Outre le fait que vous soyez décédé, si vous viviez à mon époque auriez-vous complété ou modifié ce
recueil pour parachever cette « objectif » de faire jaillir la beauté au cœur du quotidien ? Ou
considérez-vous votre œuvre comme aboutie ?
Etant féru d’histoire et de géopolitique, j’aime replacer une œuvre dans un contexte pour mieux en
saisir certains enjeux ou en tirer des explications. Je me demandais donc s’il était judicieux
d’interpréter, expliquer et lier ce besoin de donner la parole au monde muet (des choses) par le
contexte dans lequel vous avez écrit ces poèmes : celui d’après-guerre mondiale (la première) et d‘un
monde détruit ?
Enfin, cela est surement très anecdotique, mais chaque poème m’a semblé se rapprocher selon ses
thèmes des quatre éléments fondateurs (le feu, l’air, la terre et l’eau), est-ce voulu ?

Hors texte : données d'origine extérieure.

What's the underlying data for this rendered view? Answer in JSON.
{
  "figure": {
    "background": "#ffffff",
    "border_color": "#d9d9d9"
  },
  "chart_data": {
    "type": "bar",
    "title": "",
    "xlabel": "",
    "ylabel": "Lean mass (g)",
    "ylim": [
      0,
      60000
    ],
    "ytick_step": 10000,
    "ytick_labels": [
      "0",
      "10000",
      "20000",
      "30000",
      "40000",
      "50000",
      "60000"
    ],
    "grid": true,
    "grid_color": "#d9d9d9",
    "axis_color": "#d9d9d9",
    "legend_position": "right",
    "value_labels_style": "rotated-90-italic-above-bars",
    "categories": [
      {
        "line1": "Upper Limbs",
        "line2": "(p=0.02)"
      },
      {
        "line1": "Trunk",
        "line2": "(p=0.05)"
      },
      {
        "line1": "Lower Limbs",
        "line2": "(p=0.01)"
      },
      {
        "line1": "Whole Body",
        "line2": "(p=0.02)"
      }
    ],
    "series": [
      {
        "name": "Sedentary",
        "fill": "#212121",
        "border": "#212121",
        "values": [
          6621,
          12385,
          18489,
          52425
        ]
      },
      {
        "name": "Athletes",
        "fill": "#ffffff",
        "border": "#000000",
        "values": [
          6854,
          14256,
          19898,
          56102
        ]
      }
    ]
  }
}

En tous cas, je tenais à vous préciser par le biais de cette même lettre, que la lecture de votre œuvre
me fut très agréable.
Cordialement,
V/ Première de couverture
J’ai la chance d’aller fréquemment à la comédie française depuis petit, et j’ai vu dans Le Parti pris des
choses, un écho avec une pièce de Christine Montalbetti à laquelle j’ai assisté il y a 3 ans : « La
Conférence des objets ». Cette œuvre me semble compléter et prolonger la lecture de ce recueil
puisque, dans le cadre de cette pièce, en plus de donner la parole à ce monde muet à la manière de
Ponge, les objets se voient conférer par Montalbetti, une liberté dans l’espace scénique et sont ainsi
théâtralisés. Seulement cinq choses sont mises en scène dans cette pièce : une lampe, une boîte à
couture, un pèle-pommes, un parapluie et un œil-de-tigre. Elles sont ainsi toutes originales mais
banales à la fois, rappelant ainsi l’attrait majeur des choses décrites poétiquement par Ponge. Dans
cette pièce, elle en exprime à travers des êtres inanimés des émotions fortes et des sentiments graves.
Elle croise son imaginaire avec celui des interprètes dans l’optique d’atteindre une évidence de
l’incarnation.
Cela prolonge selon moi l’œuvre de Ponge aussi car si les objets sont décrits et définis de manière
poétique comme dans Le parti pris des choses, ce travail se poursuit par un effort de mise en scène
conservant la « profondeur des mots » et la représentation libre, originale de ceux-ci dans l’espace et
par des acteurs ! Selon moi, c’est en quelque sorte la matérialisation de ce recueil à une autre époque,
plus moderne, le XXIème siècle et dans un autre genre : le théâtre. Francis Ponge fait donc jaillir du
quotidien la beauté et la quintessence des choses les plus banales par la poésie, là ou Montalbetti le
fait de manière théâtrale. Ces deux méthodes, au grand plaisir des spectateurs et lecteurs, peuvent
conduire tantôt au rire tantôt à l’étonnement.